Thing that's unintuitive about robots.txt: If you disallow a page from being visited by the crawler, the crawler may still add the page to an index because it will never see the noindex tag on the page

@Gargron And some crawlers just ignore robots.txt entirely so you have to make a tar pit for them.

@Gargron Unintuitive in fact. But I don't think this is how it's designed.

If Google would add a URL to their index that is inaccessable to their bots as per robots.txt, I'm pretty certain that would violate the robots excludion protocol.

@marian @Gargron a common cause of this is that there's a bunch of indexed sites that link to a something disallowed by robots.txt.
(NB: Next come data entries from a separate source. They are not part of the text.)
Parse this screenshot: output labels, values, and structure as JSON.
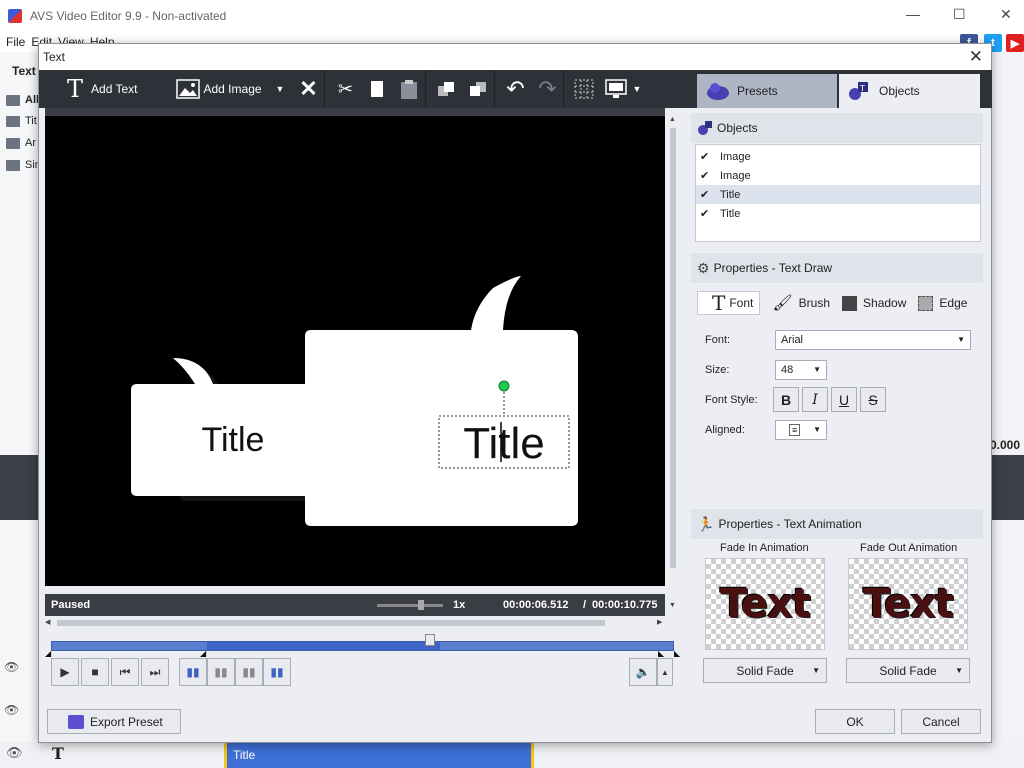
{
  "app": {
    "window_title": "AVS Video Editor 9.9 - Non-activated",
    "menu": [
      "File",
      "Edit",
      "View",
      "Help"
    ],
    "left_panel_label": "Text",
    "left_items": [
      "All",
      "Tit",
      "Ar",
      "Sin"
    ],
    "time_fragment": "0.000",
    "timeline_clip_label": "Title"
  },
  "dialog": {
    "title": "Text",
    "toolbar": {
      "add_text": "Add Text",
      "add_image": "Add Image"
    },
    "tabs": {
      "presets": "Presets",
      "objects": "Objects"
    },
    "preview": {
      "status": "Paused",
      "speed": "1x",
      "current_time": "00:00:06.512",
      "time_sep": "/",
      "total_time": "00:00:10.775",
      "bubble_small_text": "Title",
      "bubble_large_text": "Title"
    },
    "objects_panel": {
      "header": "Objects",
      "items": [
        {
          "label": "Image",
          "checked": true,
          "selected": false
        },
        {
          "label": "Image",
          "checked": true,
          "selected": false
        },
        {
          "label": "Title",
          "checked": true,
          "selected": true
        },
        {
          "label": "Title",
          "checked": true,
          "selected": false
        }
      ]
    },
    "text_draw": {
      "header": "Properties - Text Draw",
      "tabs": {
        "font": "Font",
        "brush": "Brush",
        "shadow": "Shadow",
        "edge": "Edge"
      },
      "font_label": "Font:",
      "font_value": "Arial",
      "size_label": "Size:",
      "size_value": "48",
      "style_label": "Font Style:",
      "aligned_label": "Aligned:"
    },
    "text_animation": {
      "header": "Properties - Text Animation",
      "fade_in_label": "Fade In Animation",
      "fade_out_label": "Fade Out Animation",
      "preview_text": "Text",
      "fade_in_value": "Solid Fade",
      "fade_out_value": "Solid Fade"
    },
    "buttons": {
      "export": "Export Preset",
      "ok": "OK",
      "cancel": "Cancel"
    }
  },
  "colors": {
    "toolbar_bg": "#2e3138",
    "seek_blue": "#5b7fcf",
    "handle_green": "#1ec94a"
  }
}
Google know the page exists because there's links to it, it knows a search ranking for it based on link text and quality of linking sites, and so it's indexed - but Google can't visit the site, so they don't show a description in results, and keyword searches are limited because they haven't indexed the page text.

@Gargron How did you figure this out? It sounds like there is a story behind that discovery.

@hef Oh I was just reading about it on another site recently and found it peculiar because I also assumed that a robots.txt entry and noindex are synonymous.

@Gargron I've always treated robots.txt as a traffic manager, not a content manager. Want less traffic?Disallow. Want no content on search engines? Noindex. Want privacy? Password protect (or remove from Internet 😃